During the last years, National Statistics Institutes have been exploring the possibility to produce statistics based on administrative data only. In particular, the interest in populations' size estimation is increasing. In such cases, some issues naturally emerge due to the fact that the aims of those who collect data and those who use them differ. On the one hand, it is very likely to have out-of-target units in the datasets. On the other hand - and obviously enough, some units that belong to the target population are not observed. In practice, this is the case of incomplete contingency tables whose cells counts consist partially of overestimations. This project's aim is to explore the potential efficiency of data augmentation algorithms which deal with both over and undercoverage issues in a population size estimation problem. Furthermore, we aim to allow the inclusion of important and non-negligible a priori information, in a fully subjective Bayesian approach.

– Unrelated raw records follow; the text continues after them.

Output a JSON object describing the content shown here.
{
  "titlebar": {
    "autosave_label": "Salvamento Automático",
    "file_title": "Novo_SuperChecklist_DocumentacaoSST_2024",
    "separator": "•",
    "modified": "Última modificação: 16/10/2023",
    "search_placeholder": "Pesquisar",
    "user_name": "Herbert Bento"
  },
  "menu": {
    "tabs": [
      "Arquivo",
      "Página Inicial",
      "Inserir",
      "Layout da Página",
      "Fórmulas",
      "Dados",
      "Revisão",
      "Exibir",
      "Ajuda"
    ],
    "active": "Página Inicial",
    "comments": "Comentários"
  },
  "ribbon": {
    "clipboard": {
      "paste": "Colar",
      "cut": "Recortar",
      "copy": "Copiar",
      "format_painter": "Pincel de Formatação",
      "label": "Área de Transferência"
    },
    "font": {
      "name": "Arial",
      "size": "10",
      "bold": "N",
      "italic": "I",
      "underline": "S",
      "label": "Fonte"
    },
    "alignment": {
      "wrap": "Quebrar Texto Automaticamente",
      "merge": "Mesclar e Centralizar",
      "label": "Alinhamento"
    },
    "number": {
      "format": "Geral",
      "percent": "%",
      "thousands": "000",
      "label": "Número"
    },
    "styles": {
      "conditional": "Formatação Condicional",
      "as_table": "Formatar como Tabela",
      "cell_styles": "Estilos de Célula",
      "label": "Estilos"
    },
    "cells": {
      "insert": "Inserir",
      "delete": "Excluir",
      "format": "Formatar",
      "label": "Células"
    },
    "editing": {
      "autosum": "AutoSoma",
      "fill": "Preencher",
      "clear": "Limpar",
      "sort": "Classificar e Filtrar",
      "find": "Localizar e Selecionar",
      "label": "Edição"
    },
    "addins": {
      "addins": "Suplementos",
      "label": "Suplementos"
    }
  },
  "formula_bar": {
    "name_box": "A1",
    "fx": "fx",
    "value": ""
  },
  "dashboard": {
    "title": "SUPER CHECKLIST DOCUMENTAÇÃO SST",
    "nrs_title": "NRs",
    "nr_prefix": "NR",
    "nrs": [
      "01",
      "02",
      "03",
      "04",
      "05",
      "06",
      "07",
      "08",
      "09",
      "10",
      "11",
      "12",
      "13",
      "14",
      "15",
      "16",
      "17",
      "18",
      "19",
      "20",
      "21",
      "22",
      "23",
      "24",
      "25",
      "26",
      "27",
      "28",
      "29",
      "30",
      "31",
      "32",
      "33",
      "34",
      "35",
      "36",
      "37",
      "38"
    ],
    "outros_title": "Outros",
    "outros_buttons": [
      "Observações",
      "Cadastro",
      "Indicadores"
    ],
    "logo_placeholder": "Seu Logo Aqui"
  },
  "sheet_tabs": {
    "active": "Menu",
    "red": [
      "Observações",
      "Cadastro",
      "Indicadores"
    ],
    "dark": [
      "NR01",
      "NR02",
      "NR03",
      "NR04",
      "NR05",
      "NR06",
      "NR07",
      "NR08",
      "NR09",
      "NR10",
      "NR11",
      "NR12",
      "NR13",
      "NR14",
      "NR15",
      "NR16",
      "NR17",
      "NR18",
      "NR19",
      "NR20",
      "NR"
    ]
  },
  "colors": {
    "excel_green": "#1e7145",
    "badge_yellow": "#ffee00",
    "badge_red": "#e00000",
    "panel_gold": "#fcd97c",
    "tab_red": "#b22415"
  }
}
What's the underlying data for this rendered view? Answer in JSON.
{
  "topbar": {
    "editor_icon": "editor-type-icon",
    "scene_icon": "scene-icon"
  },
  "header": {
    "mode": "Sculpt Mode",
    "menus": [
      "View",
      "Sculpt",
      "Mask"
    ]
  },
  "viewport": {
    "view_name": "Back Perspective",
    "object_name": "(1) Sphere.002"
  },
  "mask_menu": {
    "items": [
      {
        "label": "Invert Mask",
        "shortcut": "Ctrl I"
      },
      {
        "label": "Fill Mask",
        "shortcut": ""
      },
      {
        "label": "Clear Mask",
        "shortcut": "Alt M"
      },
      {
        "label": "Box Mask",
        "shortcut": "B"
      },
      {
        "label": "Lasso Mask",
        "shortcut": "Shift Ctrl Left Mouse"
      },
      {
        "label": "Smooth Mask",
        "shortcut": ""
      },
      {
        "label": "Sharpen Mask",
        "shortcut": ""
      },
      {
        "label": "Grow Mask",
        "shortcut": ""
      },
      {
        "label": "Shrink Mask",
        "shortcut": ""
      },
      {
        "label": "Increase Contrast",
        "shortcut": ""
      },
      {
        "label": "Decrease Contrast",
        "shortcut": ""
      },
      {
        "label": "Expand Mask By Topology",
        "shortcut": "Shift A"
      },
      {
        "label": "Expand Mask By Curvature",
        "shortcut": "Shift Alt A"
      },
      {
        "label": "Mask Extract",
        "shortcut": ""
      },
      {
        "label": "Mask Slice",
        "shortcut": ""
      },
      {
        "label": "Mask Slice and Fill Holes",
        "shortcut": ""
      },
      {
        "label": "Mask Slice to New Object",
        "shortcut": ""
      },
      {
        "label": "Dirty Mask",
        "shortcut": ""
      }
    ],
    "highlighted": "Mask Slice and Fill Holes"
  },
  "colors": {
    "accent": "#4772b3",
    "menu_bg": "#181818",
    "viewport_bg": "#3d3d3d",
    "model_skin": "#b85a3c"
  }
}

This project fits perfectly into the most recent research interests in the official statistics field. The entity ambiguity problem is a key problem for the National Statistics Institutes. However, although the issue is tackled, it is not solved yet. Each of the existing approaches presents some shortcomings or limits, which we may summarised as follows. On the one hand, the frequentist approach - which deals mainly with log-linear models - struggles because of the degrees of freedom's constraint. In other words, in the case of a few sources, the number of parameters that can be used to specify the model is very low. On the other hand, for computational reasons Bayesian works deal mainly with decomposable graphical models, which are a subgroup of the models we may encounter in real applications. Merging the two approaches overcomes both issues. A Bayesian approach let the number of parameters to be higher (with some weaker bonds though); yet the use of hierarchical models gives more flexibility. Overall, the result would be a very flexible model which can be potentially extended in many directions. According to the NSI's interests, we may include the use of covariates; introduce linkage or matching uncertainty; consider the case of structural zeros.
Another aspect that should be highlighted is the will to introduce a subjective approach.
Nowadays, we have so much information and at the same time we are reluctant to use it. Moving to a subjective approach with scientific rigor would mean a gain in efficiency from many points of view; above all, it allows us to avoid wasting important information that has been previously collected using money and time.